Enhanced Dynamic Interactive Multi-View Memory Network for Utterance-Level Sentiment Recognition
Enhanced Dynamic Interactive Multi-View Memory Network for Utterance-Level Sentiment Recognition
Zhiyan Chen,Libo Dong
Abstract
Multimodal models are one of the keys to enhancing emotion recognition in conversation. Videos, audios, and texts in the dialogue can help analyze and improve the emotional expression of the interlocutors. Existing emotion recognition models often struggle to effectively capture complex contextual information and nuanced emotional tones, making it difficult to leverage dialogue information effectively. How to effectively integrate multimodal features to further understand emotional expressions in dialogues remains a challenge.
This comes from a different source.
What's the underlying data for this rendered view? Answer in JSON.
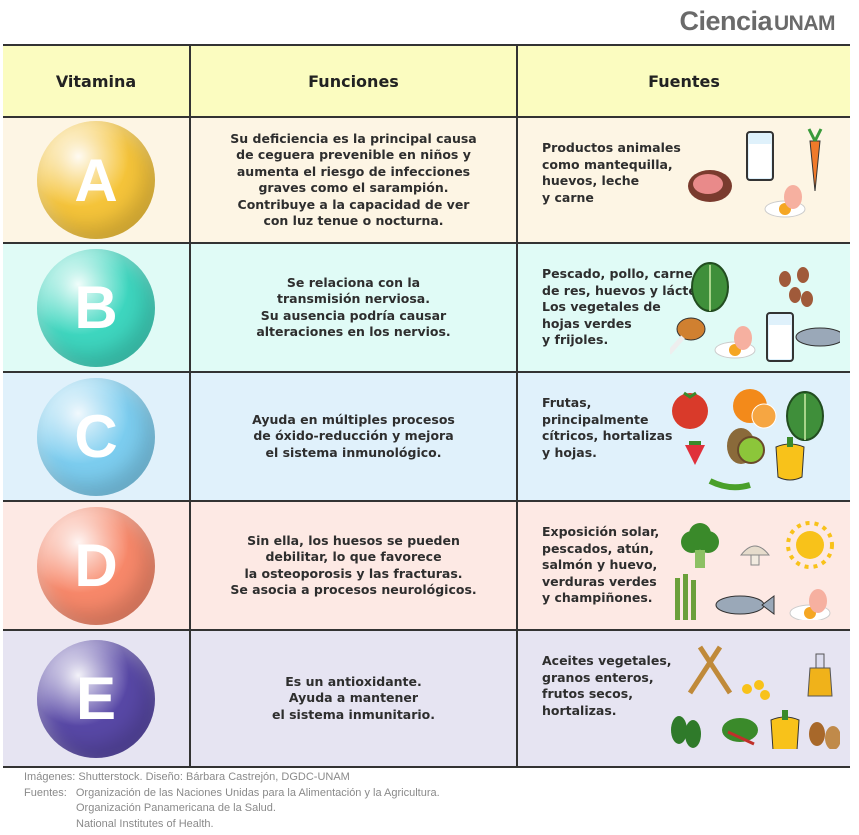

To address the aforementioned issues, an Enhanced Dynamic Interactive Multi-view Memory Network for Utterance-level Sentiment Recognition (EDIMMN-USR) is proposed. Firstly, dynamically capture cross-modal interactive information through a multi-view attention network. Secondly, hierarchical gated recurrent units integrated with feature fusion and Temporal Convolutional Networks are utilized to learn long-range dependencies and complex contextual emotions for individual interlocutors. Finally, bidirectional gated recurrent units and a memory network are used to model the global dialogue, capturing complex contextual information across multiple turns of dialogue. Experimental results on IEMOCAP and MELD datasets showed that the accuracy of EDIMMN-USR was improved by 1.87% and 4.7% respectively.